Nor is Reiners a fan of Long’s influence. “I think a narrow group of self-interested individuals, primarily led by Caitlin Long, essentially hijacked the legislative process,” he says. “It’s just not good government.” In an emailed response, Long says she is “proud of the interest I have in advancing the robust regulatory framework” of her home state, and that she sees Wyoming regulations as a “straight-jacket” for banks that handle crypto, therefore “a solution to the problem, not the problem.”

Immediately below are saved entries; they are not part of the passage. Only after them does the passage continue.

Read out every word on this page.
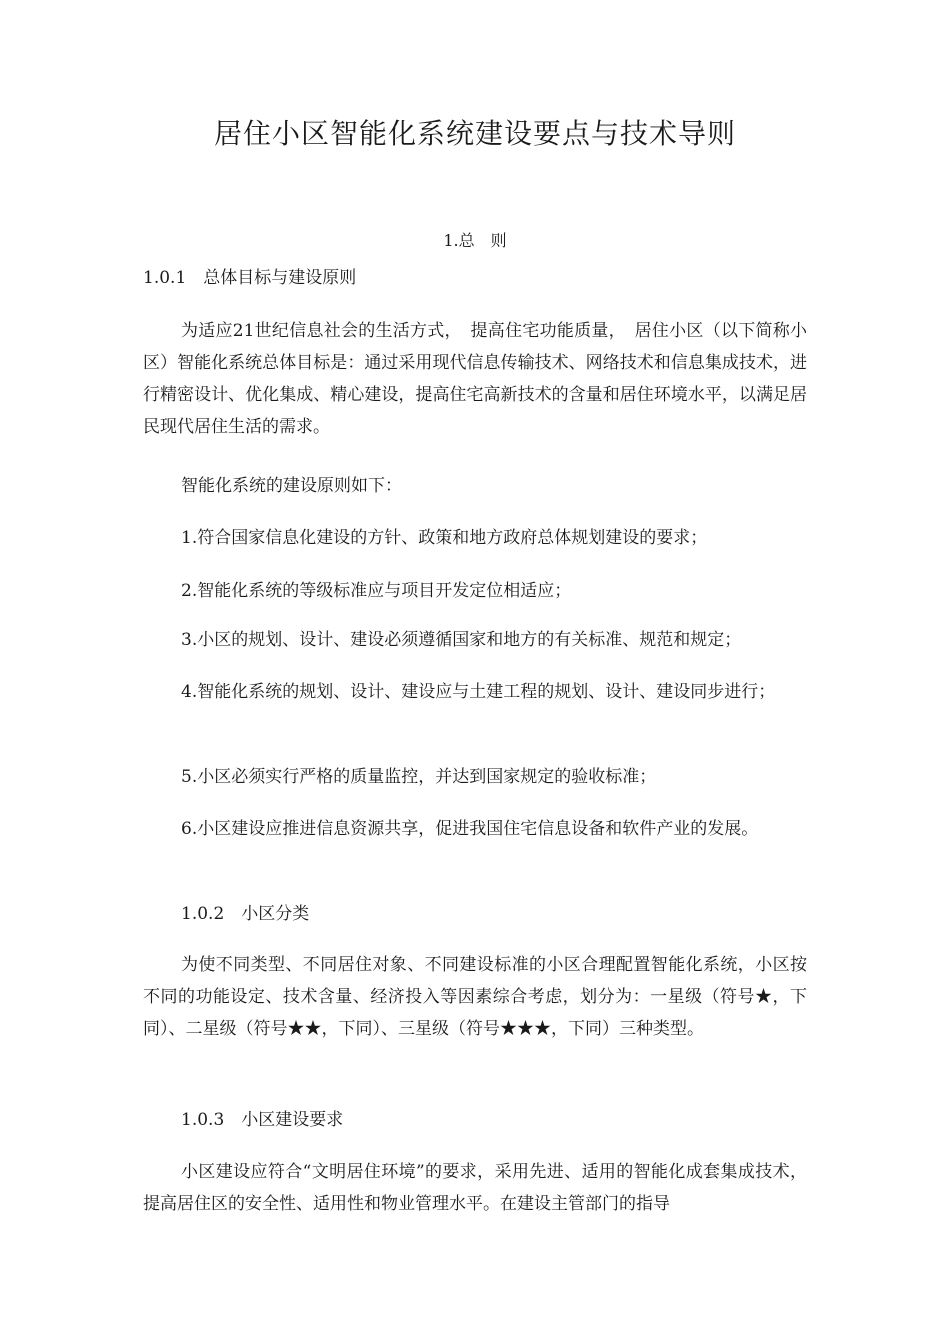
居住小区智能化系统建设要点与技术导则
1.总　则

1.0.1　总体目标与建设原则

为适应21世纪信息社会的生活方式，　提高住宅功能质量，　居住小区（以下简称小区）智能化系统总体目标是：通过采用现代信息传输技术、网络技术和信息集成技术，进行精密设计、优化集成、精心建设，提高住宅高新技术的含量和居住环境水平，以满足居民现代居住生活的需求。

智能化系统的建设原则如下：

1.符合国家信息化建设的方针、政策和地方政府总体规划建设的要求；

2.智能化系统的等级标准应与项目开发定位相适应；

3.小区的规划、设计、建设必须遵循国家和地方的有关标准、规范和规定；

4.智能化系统的规划、设计、建设应与土建工程的规划、设计、建设同步进行；

5.小区必须实行严格的质量监控，并达到国家规定的验收标准；

6.小区建设应推进信息资源共享，促进我国住宅信息设备和软件产业的发展。

1.0.2　小区分类

为使不同类型、不同居住对象、不同建设标准的小区合理配置智能化系统，小区按不同的功能设定、技术含量、经济投入等因素综合考虑，划分为：一星级（符号★，下同）、二星级（符号★★，下同）、三星级（符号★★★，下同）三种类型。

1.0.3　小区建设要求

小区建设应符合“文明居住环境”的要求，采用先进、适用的智能化成套集成技术，提高居住区的安全性、适用性和物业管理水平。在建设主管部门的指导
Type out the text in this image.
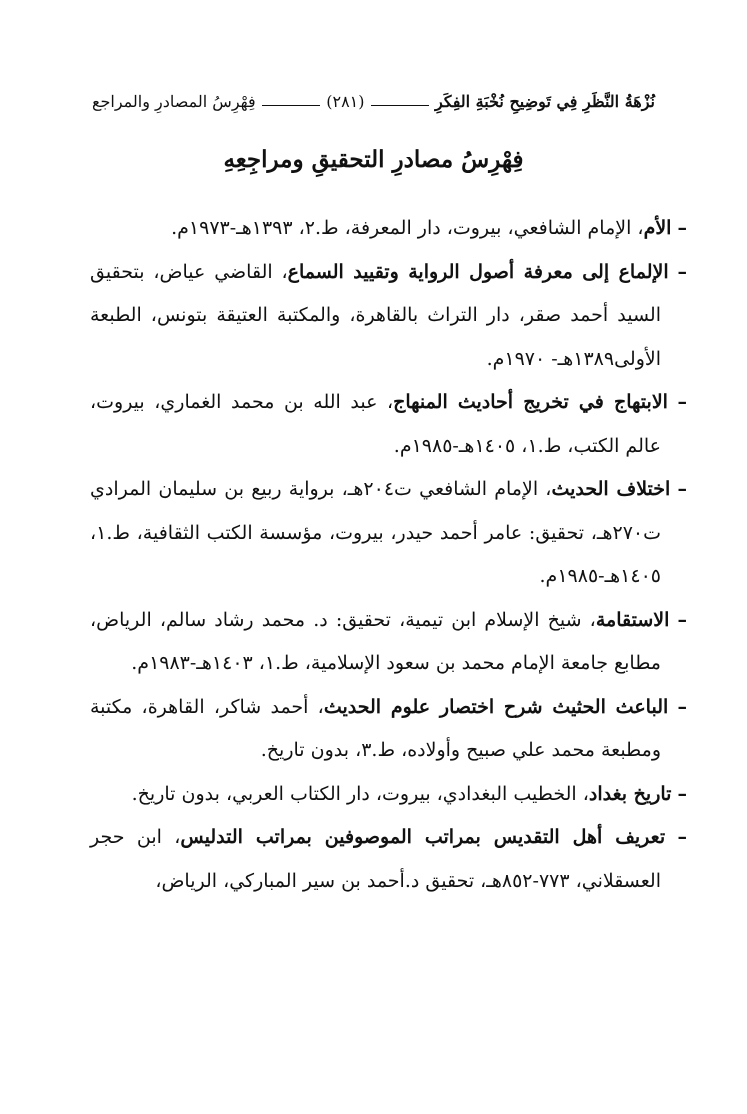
نُزْهَةُ النَّظَرِ فِي تَوضِيحِ نُخْبَةِ الفِكَرِ
(٢٨١)
فِهْرِسُ المصادرِ والمراجع
فِهْرِسُ مصادرِ التحقيقِ ومراجِعِهِ

– الأم، الإمام الشافعي، بيروت، دار المعرفة، ط.٢، ١٣٩٣هـ-١٩٧٣م.

– الإلماع إلى معرفة أصول الرواية وتقييد السماع، القاضي عياض، بتحقيق السيد أحمد صقر، دار التراث بالقاهرة، والمكتبة العتيقة بتونس، الطبعة الأولى١٣٨٩هـ- ١٩٧٠م.

– الابتهاج في تخريج أحاديث المنهاج، عبد الله بن محمد الغماري، بيروت، عالم الكتب، ط.١، ١٤٠٥هـ-١٩٨٥م.

– اختلاف الحديث، الإمام الشافعي ت٢٠٤هـ، برواية ربيع بن سليمان المرادي ت٢٧٠هـ، تحقيق: عامر أحمد حيدر، بيروت، مؤسسة الكتب الثقافية، ط.١، ١٤٠٥هـ-١٩٨٥م.

– الاستقامة، شيخ الإسلام ابن تيمية، تحقيق: د. محمد رشاد سالم، الرياض، مطابع جامعة الإمام محمد بن سعود الإسلامية، ط.١، ١٤٠٣هـ-١٩٨٣م.

– الباعث الحثيث شرح اختصار علوم الحديث، أحمد شاكر، القاهرة، مكتبة ومطبعة محمد علي صبيح وأولاده، ط.٣، بدون تاريخ.

– تاريخ بغداد، الخطيب البغدادي، بيروت، دار الكتاب العربي، بدون تاريخ.

– تعريف أهل التقديس بمراتب الموصوفين بمراتب التدليس، ابن حجر العسقلاني، ٧٧٣-٨٥٢هـ، تحقيق د.أحمد بن سير المباركي، الرياض،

Good government or not, it may have reached its limits. Avanti was supposed to open for business early this year. But in order to process transactions between dollars and Bitcoin, it needs Fed approval to directly access the U.S. payments system. Avanti applied to the Kansas City Fed for a “master account” last October. Almost a year later, it’s still waiting. “We do have a plan B,” Long says, declining to specify what that is. For now, she’d prefer to work with the Fed, not fight it.

Editor's Note: This article has been updated to include a longer version of Caitlin Long's response to critics of Wyoming's crypto regulations.

This article appears in the August/September 2021 issue of Fortune with the headline, "Wyoming's blockchain pioneer."